With me, it was an airplane, and Aeronca Champion 65. We were just married and we needed ‘everything’ to set up our household. I convinced my sweetheart that instead, we should buy an airplane. We did survive the extravagance and we both enjoyed it, but it was a severe drag on our ‘minimum wage’ economy. In retrospect, this was an expensive excursion into a fantasy that did not logically fit into our needs or budget. Why did I do this thing? Again, as in invoke the theme of this book; I didn’t know who I was. That was over 68 years ago and I hope that I have significantly matured since then.
With ‘been there - done that’ as a background, I will continue. So much of this kind of extravagance is based on perceived social status needs or feelings of social inferiority. The root cause of this behavior is in not knowing who we are.

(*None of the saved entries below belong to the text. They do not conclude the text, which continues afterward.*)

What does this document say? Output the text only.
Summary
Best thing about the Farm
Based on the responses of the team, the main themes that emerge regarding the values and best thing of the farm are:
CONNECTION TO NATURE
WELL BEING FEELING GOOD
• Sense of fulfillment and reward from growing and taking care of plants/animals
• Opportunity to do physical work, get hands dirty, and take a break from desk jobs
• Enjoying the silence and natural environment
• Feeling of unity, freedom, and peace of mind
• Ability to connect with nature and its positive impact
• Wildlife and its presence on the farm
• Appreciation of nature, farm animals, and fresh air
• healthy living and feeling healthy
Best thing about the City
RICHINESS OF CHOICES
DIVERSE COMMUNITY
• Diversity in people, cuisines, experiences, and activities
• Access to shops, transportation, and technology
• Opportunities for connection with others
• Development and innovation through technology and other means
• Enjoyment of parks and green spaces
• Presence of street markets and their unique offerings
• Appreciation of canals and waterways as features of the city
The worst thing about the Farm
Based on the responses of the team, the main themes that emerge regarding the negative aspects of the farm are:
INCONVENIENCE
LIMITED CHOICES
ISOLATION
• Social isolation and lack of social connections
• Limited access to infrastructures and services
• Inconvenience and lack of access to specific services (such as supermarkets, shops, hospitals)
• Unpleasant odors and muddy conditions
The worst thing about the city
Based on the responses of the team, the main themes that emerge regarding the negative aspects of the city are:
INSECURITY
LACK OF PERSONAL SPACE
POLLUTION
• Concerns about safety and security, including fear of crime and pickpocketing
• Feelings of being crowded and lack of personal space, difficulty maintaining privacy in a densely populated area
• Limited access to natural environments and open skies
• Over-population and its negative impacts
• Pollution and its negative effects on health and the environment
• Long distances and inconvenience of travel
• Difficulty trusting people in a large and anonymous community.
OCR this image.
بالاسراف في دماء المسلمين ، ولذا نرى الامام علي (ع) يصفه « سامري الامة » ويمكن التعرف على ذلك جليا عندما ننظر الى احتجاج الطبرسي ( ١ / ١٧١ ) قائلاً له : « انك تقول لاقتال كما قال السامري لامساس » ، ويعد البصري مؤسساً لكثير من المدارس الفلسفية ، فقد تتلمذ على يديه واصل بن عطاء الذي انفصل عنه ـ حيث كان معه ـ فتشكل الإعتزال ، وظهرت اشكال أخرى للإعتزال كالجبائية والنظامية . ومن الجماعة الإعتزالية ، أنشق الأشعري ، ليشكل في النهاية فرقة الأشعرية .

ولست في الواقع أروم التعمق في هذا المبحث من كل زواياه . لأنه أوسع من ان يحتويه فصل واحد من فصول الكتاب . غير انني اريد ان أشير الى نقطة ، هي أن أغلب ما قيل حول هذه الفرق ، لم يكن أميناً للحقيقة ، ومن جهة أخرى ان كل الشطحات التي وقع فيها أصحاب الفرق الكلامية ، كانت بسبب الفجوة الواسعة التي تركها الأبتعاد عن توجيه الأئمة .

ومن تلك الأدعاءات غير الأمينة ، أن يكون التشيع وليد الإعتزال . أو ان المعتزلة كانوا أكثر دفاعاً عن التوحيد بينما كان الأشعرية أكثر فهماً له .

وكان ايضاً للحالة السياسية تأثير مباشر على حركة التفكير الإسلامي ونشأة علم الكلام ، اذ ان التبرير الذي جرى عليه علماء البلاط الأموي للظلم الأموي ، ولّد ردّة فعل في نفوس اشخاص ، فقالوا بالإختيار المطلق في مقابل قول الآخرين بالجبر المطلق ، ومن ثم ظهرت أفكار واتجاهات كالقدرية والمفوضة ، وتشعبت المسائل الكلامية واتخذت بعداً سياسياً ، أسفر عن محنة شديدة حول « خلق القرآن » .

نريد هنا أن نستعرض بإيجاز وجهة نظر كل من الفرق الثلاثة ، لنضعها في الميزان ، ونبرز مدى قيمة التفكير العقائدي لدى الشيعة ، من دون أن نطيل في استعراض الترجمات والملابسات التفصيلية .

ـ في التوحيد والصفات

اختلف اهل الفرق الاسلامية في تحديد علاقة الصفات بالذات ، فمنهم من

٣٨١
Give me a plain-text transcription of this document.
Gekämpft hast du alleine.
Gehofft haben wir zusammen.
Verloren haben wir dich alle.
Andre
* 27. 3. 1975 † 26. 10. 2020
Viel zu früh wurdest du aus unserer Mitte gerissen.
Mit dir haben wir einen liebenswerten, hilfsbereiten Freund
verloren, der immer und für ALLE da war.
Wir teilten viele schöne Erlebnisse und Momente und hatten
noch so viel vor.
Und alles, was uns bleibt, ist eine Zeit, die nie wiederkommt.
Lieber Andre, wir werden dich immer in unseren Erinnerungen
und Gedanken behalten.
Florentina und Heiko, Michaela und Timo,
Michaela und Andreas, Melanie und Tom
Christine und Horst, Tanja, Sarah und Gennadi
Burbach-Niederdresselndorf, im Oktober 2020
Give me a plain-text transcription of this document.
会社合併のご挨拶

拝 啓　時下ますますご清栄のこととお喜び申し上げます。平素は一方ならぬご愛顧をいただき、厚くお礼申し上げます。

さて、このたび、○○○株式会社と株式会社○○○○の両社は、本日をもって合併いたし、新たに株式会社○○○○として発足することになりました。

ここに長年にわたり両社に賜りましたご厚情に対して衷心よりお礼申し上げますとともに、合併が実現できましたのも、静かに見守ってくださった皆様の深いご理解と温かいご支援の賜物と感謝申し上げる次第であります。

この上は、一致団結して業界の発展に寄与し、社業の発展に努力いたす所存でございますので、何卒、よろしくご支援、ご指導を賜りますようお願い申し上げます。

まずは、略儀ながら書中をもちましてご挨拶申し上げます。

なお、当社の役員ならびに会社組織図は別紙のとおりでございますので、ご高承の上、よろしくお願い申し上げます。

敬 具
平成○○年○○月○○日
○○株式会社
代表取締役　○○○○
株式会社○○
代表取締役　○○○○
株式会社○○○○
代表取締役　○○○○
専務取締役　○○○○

There are many success stories of immigrants from Europe in the early 1900’s who came to the US with only the clothes on their back. They seemed to have a good understanding of ‘who they were’ with respect to real needs, opportunities, and responsibilities in order to achieve success. They knew that they were not ‘entitled’ to anything and whatever they got be the result of hard work and careful saving. If they earned 25 cents in a day, they saved part of it, even if that meant they didn’t eat. It is doubtful that modern young people would consider such a lifestyle in order to succeed.